The S&P 500 initially shot higher during the trading session on Monday but gave back the gains rather quickly as we see a lot of volatility and concerns as to whether or not stimulus will be a fact of life. The markets have been in an uptrend for some time, so it is not a huge surprise to suspect that there will likely be a certain amount of buying underneath. I like the idea of buying these dips, and we will probably see a reaction to stimulus if and when it comes. The biggest problem right nowa is the fact that we are talking about politicians, and there still so much at play in the United States when it comes to the Senate races in Georgia.
The 50-day EMA is currently sitting at 3539, just below the crucial 3600 level. The 3600 level is a large, round, psychologically important figure that many people pay attention to, and it did signify a decent breakout. It is because of this that downward momentum is somewhat limited, unless we do not get any stimulus at all. If that fails to materialize, traders will throw a tantrum in order to get the Federal Reserve or Congress to act. The markets have been trained that if they make enough noise, people will come to protect them.
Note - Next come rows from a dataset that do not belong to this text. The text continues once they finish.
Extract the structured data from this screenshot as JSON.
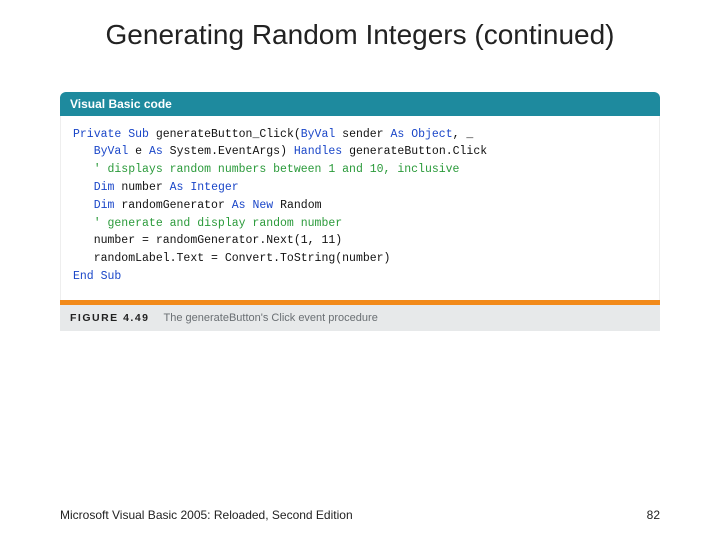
{
  "title": "Generating Random Integers (continued)",
  "figure": {
    "header": "Visual Basic code",
    "label": "FIGURE 4.49",
    "caption": "The generateButton's Click event procedure"
  },
  "code": {
    "l1a": "Private Sub",
    "l1b": " generateButton_Click(",
    "l1c": "ByVal",
    "l1d": " sender ",
    "l1e": "As Object",
    "l1f": ", _",
    "l2a": "   ",
    "l2b": "ByVal",
    "l2c": " e ",
    "l2d": "As",
    "l2e": " System.EventArgs) ",
    "l2f": "Handles",
    "l2g": " generateButton.Click",
    "l3": "   ' displays random numbers between 1 and 10, inclusive",
    "l4": "",
    "l5a": "   ",
    "l5b": "Dim",
    "l5c": " number ",
    "l5d": "As Integer",
    "l6a": "   ",
    "l6b": "Dim",
    "l6c": " randomGenerator ",
    "l6d": "As New",
    "l6e": " Random",
    "l7": "",
    "l8": "   ' generate and display random number",
    "l9": "   number = randomGenerator.Next(1, 11)",
    "l10": "   randomLabel.Text = Convert.ToString(number)",
    "l11": "End Sub"
  },
  "footer": {
    "source": "Microsoft Visual Basic 2005: Reloaded, Second Edition",
    "page": "82"
  }
}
To the upside, the 3700 level is obvious resistance and, if we can break above there, it is possible that we could go looking towards the 3800 level. After that, we would be talking about a move to the 4000 level, which is what I believe is the final destination based upon the recent rectangle from which we have broken out, and the fact that it was 400 points. You are best served buying dips in a market that is in an obvious uptrend, so there is no reason to overthink things. Look for supportive candlesticks underneath, or a bounce from either the 3600 level or perhaps even the 50-day EMA in order to start buying again. That is exactly how I am playing the S&P 500.